History doctoral students and a Chicago activist spoke at a roundtable discussion sponsored by the History Department and CAPS on Wednesday about the role that history played in this week’s election.
Panelists included two history graduate students, Timothy Stewart-Winter and Toussaint Losier, and Nizam Arain, a Chicago lawyer who worked for Jesse Jackson’s Rainbow/PUSH Coalition.
Because of their common backgrounds in race relations, the speakers paid particular attention to how race was used in this election.
“In some ways, I think the idea that this marks the culmination of the fight for the Voting Rights Act is valid,” Stewart-Winter said.
But Arain was concerned that this message could be carried too far and could be used to argue that there was now no reason for affirmative action. Arain, a strong proponent of affirmative action, said that he vehemently disagreed with all who argue that “the election of Barack Obama marks a finish line for institutional racism.” He warned of the “continual effort to gloss over institutional racism.”
Losier suggested that some things, like racism, would not necessarily change right away.

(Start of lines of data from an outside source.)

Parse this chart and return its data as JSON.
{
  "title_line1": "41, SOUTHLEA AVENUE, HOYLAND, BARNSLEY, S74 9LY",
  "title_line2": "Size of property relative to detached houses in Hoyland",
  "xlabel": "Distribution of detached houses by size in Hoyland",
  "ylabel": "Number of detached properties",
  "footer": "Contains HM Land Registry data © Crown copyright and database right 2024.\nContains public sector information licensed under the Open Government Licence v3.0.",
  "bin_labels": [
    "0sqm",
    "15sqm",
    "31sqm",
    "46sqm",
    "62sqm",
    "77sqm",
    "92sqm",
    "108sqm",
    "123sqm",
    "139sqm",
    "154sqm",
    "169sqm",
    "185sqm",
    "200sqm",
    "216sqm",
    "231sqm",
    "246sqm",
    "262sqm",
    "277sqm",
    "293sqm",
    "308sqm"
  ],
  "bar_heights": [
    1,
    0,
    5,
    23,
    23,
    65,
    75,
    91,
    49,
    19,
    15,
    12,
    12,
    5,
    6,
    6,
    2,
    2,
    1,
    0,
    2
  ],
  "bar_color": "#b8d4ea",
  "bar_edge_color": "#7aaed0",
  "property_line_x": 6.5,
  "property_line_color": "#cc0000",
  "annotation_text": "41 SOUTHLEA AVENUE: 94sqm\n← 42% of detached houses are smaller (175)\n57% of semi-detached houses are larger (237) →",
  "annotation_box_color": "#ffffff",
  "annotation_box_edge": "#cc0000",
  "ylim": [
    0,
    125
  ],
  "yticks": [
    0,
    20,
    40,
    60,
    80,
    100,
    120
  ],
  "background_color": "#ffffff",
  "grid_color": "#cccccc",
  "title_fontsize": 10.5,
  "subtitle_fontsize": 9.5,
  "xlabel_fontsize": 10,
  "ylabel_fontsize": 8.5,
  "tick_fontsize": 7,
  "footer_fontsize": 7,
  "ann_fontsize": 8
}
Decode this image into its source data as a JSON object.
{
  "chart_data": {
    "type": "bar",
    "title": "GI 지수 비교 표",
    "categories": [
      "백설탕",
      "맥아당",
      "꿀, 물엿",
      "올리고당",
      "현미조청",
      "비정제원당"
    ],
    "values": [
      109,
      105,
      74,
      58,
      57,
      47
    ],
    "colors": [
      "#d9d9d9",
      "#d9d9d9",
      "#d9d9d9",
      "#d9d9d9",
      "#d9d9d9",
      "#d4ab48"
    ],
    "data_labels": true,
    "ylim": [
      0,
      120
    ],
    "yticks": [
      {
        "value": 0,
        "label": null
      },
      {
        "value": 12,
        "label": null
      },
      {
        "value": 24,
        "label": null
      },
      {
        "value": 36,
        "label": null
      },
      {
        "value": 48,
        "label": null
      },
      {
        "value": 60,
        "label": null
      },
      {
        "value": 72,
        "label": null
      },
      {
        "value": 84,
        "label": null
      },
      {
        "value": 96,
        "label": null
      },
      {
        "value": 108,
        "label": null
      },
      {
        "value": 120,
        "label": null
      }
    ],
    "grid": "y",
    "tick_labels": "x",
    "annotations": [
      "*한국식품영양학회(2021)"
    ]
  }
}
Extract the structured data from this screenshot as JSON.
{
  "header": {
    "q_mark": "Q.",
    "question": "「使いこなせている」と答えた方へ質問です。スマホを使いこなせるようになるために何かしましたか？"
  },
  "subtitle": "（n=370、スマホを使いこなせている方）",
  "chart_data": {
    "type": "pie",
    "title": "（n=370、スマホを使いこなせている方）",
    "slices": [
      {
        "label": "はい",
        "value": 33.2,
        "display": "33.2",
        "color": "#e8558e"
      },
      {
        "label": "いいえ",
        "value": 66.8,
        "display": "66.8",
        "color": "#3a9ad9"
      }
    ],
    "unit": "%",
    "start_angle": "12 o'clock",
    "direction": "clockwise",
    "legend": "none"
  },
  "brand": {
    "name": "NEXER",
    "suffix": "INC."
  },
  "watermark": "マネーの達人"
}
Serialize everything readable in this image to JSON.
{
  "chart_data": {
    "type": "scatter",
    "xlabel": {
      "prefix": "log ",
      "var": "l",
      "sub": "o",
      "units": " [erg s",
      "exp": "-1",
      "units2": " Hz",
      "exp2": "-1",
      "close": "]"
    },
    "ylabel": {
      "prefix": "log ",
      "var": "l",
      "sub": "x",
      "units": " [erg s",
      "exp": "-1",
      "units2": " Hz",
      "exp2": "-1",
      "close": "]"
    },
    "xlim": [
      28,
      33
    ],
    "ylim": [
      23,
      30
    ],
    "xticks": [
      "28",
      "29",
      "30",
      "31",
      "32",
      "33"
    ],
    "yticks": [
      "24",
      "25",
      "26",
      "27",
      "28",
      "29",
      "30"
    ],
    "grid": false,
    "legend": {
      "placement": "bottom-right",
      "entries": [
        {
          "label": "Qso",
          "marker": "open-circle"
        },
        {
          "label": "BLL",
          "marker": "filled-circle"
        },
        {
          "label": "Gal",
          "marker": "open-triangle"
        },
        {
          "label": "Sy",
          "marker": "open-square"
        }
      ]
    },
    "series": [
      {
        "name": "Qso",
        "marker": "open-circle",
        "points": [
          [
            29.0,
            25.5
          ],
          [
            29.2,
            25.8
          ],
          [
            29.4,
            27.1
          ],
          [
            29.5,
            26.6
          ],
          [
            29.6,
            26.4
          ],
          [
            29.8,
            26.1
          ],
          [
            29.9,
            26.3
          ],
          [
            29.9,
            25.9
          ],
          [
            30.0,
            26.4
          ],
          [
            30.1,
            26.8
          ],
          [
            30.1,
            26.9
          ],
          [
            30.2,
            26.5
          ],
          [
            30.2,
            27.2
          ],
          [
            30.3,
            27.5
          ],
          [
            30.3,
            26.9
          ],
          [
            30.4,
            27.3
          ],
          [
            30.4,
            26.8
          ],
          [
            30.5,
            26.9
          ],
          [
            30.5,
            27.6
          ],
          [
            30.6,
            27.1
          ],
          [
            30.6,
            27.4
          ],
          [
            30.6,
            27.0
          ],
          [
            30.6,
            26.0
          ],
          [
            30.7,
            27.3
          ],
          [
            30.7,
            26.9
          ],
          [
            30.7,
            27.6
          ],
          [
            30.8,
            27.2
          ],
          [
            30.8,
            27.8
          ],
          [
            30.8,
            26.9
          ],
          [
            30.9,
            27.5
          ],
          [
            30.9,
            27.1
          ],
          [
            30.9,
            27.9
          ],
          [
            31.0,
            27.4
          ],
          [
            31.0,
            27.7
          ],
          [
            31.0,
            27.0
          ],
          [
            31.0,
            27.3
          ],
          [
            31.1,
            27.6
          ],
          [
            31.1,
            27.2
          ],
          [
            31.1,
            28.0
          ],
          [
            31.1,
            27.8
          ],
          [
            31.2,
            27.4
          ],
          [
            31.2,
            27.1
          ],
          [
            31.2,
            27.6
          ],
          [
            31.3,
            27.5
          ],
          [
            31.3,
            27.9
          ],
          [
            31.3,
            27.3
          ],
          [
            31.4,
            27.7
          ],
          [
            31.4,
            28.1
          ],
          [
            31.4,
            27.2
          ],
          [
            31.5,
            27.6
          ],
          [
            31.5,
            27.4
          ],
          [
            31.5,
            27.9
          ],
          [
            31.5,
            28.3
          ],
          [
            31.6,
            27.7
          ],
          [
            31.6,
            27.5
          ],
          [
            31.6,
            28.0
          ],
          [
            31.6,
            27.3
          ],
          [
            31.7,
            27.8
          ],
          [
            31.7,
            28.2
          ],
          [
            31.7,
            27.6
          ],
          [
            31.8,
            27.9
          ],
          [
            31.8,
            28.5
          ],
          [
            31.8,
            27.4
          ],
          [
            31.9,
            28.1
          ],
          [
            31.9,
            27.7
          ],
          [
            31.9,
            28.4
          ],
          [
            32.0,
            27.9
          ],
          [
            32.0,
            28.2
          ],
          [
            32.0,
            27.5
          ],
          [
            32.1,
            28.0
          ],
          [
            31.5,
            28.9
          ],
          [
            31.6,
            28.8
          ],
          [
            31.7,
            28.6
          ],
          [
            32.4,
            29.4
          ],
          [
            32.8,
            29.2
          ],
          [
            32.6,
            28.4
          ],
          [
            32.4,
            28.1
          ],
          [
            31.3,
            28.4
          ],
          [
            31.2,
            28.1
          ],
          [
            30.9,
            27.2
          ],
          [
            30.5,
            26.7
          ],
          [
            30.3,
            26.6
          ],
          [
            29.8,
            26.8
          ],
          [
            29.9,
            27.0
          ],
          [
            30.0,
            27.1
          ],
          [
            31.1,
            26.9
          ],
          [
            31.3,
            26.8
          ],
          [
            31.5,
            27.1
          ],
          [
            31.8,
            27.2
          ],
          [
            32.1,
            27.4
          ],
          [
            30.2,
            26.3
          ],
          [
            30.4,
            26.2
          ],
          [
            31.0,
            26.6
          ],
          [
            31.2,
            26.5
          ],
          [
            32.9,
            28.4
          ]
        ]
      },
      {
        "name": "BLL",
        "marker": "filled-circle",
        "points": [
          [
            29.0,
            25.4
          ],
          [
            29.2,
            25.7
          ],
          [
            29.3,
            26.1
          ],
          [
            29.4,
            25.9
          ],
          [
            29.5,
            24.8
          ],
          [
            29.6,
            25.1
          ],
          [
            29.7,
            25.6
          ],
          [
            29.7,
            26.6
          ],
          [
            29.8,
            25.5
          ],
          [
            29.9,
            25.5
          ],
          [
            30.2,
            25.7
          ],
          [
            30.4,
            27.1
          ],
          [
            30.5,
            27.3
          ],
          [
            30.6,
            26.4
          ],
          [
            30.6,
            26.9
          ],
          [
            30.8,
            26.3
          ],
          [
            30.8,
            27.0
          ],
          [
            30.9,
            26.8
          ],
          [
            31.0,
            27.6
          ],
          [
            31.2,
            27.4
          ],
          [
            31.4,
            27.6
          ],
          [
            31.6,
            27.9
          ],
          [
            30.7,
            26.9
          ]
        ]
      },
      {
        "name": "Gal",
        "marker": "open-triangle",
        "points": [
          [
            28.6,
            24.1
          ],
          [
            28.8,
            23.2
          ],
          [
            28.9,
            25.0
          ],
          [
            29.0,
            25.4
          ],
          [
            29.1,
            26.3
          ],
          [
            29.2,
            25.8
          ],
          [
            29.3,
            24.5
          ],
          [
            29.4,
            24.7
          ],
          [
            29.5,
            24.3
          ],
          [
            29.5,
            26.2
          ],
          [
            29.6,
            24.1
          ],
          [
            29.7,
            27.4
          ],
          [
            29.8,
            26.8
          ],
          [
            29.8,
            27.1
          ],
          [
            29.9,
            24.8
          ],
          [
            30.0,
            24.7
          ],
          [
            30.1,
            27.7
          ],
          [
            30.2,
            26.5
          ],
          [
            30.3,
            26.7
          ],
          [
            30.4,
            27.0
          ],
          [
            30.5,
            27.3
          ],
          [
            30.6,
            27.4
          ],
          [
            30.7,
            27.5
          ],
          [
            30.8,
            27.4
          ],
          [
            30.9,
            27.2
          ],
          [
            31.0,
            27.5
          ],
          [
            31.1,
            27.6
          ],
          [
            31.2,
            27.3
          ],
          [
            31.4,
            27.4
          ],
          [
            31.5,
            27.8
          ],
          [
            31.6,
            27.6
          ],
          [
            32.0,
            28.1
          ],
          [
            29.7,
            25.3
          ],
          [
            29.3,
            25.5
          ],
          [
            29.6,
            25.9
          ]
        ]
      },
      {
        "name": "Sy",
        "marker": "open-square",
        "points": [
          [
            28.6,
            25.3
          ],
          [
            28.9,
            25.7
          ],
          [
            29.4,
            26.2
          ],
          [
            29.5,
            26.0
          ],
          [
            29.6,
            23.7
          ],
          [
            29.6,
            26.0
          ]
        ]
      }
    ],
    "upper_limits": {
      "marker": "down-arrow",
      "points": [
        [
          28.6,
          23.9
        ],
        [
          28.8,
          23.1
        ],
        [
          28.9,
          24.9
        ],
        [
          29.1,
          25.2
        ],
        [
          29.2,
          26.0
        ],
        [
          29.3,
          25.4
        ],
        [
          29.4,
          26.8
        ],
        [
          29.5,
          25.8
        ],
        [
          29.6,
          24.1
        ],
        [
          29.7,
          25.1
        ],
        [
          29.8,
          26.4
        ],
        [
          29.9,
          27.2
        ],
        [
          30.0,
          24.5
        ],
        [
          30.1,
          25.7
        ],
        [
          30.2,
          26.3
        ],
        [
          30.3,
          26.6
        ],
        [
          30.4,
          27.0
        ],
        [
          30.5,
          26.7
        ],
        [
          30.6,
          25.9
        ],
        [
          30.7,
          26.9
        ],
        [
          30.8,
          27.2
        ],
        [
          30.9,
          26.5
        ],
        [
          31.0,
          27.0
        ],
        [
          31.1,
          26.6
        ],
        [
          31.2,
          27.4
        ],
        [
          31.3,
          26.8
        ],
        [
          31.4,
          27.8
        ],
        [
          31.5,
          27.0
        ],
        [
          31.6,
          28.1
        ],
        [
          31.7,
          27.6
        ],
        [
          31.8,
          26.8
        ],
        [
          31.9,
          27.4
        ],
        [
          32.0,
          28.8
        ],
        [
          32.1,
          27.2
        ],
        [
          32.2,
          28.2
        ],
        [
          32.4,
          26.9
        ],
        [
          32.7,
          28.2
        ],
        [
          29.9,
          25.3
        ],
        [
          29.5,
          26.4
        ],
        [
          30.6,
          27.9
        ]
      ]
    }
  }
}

“The Earth has kinda shifted, but I can’t feel it yet,” he said.
The panelists discussed other civil rights issues, including the rights of immigrants and gay Americans. Arain said that it was interesting that Obama’s constituents included many Americans who were in favor of immigration restrictions.
“Does the fact that the president-elect was the son of an immigrant even register?” he asked.
Stewart-Winter referred to the gay-marriage bans passed this week and called them “the black clouds on the silver lining” of Obama’s election.
Arain argued that their passage was a result of the Democrats’ “logically inconsistent tightrope-walking act between having sufficient gestures towards gay rights, while still not advocating for full marriage.”